And in October philosopher Professor Kathleen Stock resigned from her academic post at the University of Sussex after being accused of ‘transphobia’.

Dr David Green, chief executive of the Civitas think-tank, said: ‘The Law Commission’s proposals will do nothing to protect Kathleen Stock or JK Rowling.

‘The law in a free society should allow people to know whether they will be arrested or not. We are creating more and more areas where people can never quite be sure of that. The outcome is that people are fearful of expressing their views.

‘The law does not belong in the realm of opinion, unless those speakers stray into an incitement of violence.’ Harry Miller, of the free speech pressure group Fair Cop, who was investigated by police for retweeting an allegedly transphobic limerick, said: ‘The law is moving from protecting the individual towards protecting and regulating ideologies, and that is a form of state fascism.

‘The Law Commission has said that gender critical views should be exempt but that is the wrong way to look at it. We should never need permission to criticise an ideology. That permission should be taken for granted.’ The Law Commission said its recommendations ‘would not criminalise ‘offensive’ comments’, nor criminalise those who told sexist jokes.

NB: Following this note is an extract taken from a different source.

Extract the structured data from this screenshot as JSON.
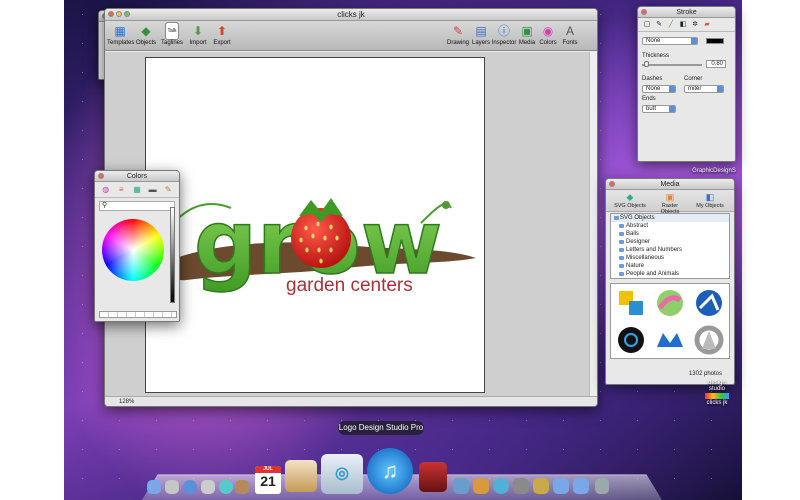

‘They (the proposed changes) would not stop people discussing differences between the sexes or articulating views on the suitability of women for positions in religious or secular authority,’ the review said.

‘What we are referring to is threatening or abusive material which incites and glorifies violence, including sexual violence, against women and girls, and praises men who murder women.’

It also suggested the Government ought to consider whether a ‘bespoke public sexual harassment offence’ should be created, rather than a hate crime offence.

It said: ‘Existing offences which currently apply to abuse and harassment of women in public spaces are quite heavily focused on threatening and abusive words, and disorderly behaviour.

‘A specific offence addressing public sexual harassment might be crafted in a way that better captures the degrading and sexualised nature of the behaviour that frequently occurs in these online and offline contexts.’